“Now, look here, Miss Austin, you keep quiet about all this, will you? I’ll call off those sleuths and I’ll arrange to close up and cover up the whole matter. Then, you marry me—there’s only a distant cousinship between us—and I’ll put up the biggest memorial to Waring you ever heard of.”

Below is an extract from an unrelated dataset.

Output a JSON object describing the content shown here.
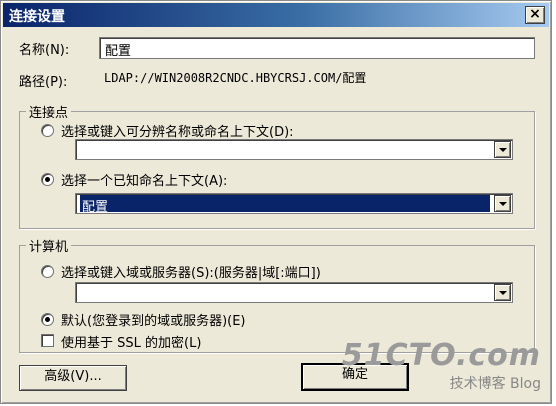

“Omit the clause about my marrying you,” she returned, “and I may agree to your plans. I haven’t quite decided what to do—and beside, Mr. Trask, who killed my—Doctor Waring?”

“Never mind who killed him. Call it suicide—it must have been anyway—”

“No—I’m not sure it was—oh, I don’t know what to do.”

“Time’s up,” called Fibsy through the closed door. “And, I say, Miss Austin, you take my tip, and come along and tell your story to F. Stone. It’ll be your best bet in the long run.”

Perhaps it was the boy’s speech, perhaps it was the gleam of disappointed greed that Anita saw in Trask’s eyes, but she rose, with a sudden decision, and said, as she opened the door:

“That’s just what I’ll do. Come with me, Mrs. Bates—or, would you rather not?”

“Oh, I can’t,” said Emily Bates, “don’t ask me, Anita, dear.”

“No, you stay here. I’ll come back soon.”

And so Miss Mystery again walked across the snow-covered field to the Waring house, this time to remove all occasion for using her nickname.